When you spend all day, every day looking at TVs you quickly learn where they succeed and fail. When we first saw this year's Pioneers, we were blown away. The all-1080p range was a decent improvement on the previous year's sets, and the PDP-LX5090 is now our reference TV, the screen against which all others are compared. It earned this position by having stunning blacks, beautiful detail and generally blowing away the competition.

Of course, there are plenty of other good TVs on the market. Panasonic is a very strong contender, and its 2009 range of TVs may very well up the ante again. Samsung also makes plasma TVs, and we're very fond of them too. But sadly, there's nothing we've seen yet that comes anywhere close to the Kuro.

You might wonder how Pioneer manages to get such acclaim -- it's won dozens of awards for its plasma TVs and plaudits from celebrities such as Jonathan Ross. The answer is all down to the picture processing. Pioneer managed to strike an almost perfect balance with its processing technology, something that's surprisingly hard to do.

So what went wrong? Clearly it's hard for a company that charges £2,000 for a TV to compete with companies selling the same size screen for half the price. As technology reviewers, we naturally gravitate towards quality.
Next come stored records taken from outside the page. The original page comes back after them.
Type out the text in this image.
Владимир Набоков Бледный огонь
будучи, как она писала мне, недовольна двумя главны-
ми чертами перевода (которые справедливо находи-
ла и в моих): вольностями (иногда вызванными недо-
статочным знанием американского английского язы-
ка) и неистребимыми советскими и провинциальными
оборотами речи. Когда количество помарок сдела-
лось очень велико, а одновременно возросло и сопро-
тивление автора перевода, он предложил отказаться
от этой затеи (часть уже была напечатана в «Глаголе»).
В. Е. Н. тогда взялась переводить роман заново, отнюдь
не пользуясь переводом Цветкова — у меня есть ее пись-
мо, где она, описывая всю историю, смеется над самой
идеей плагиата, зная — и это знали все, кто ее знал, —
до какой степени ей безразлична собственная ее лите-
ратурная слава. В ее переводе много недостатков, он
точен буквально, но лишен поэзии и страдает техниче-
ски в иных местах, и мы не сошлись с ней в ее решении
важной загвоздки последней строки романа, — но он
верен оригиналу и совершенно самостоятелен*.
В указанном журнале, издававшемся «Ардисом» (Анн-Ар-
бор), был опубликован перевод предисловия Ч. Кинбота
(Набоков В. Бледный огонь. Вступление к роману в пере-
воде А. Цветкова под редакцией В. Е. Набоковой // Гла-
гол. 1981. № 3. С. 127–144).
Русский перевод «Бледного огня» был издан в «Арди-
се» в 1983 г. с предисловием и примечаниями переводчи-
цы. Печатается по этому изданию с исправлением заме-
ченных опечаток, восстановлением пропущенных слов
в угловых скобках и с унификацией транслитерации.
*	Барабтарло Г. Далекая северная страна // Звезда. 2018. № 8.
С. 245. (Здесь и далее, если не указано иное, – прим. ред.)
What we have to remember is most people don't have bottomless pockets for TV purchases -- especially at the moment -- and it's this that has ultimately been Pioneer's downfall.

We understand its reasoning, and we certainly can't blame it for making an exit and concentrating on more profitable areas. Even so, it's like an actor winning every 'best actor' award on the planet, and then deciding they aren't going to appear in any more films. It's a terrible waste of amazing talent, and devastating to those of us who care about quality.

To those of you that already have a Kuro TV in your lounge, go and give it a hug. For those of you who don't, there's still time to go out and get one.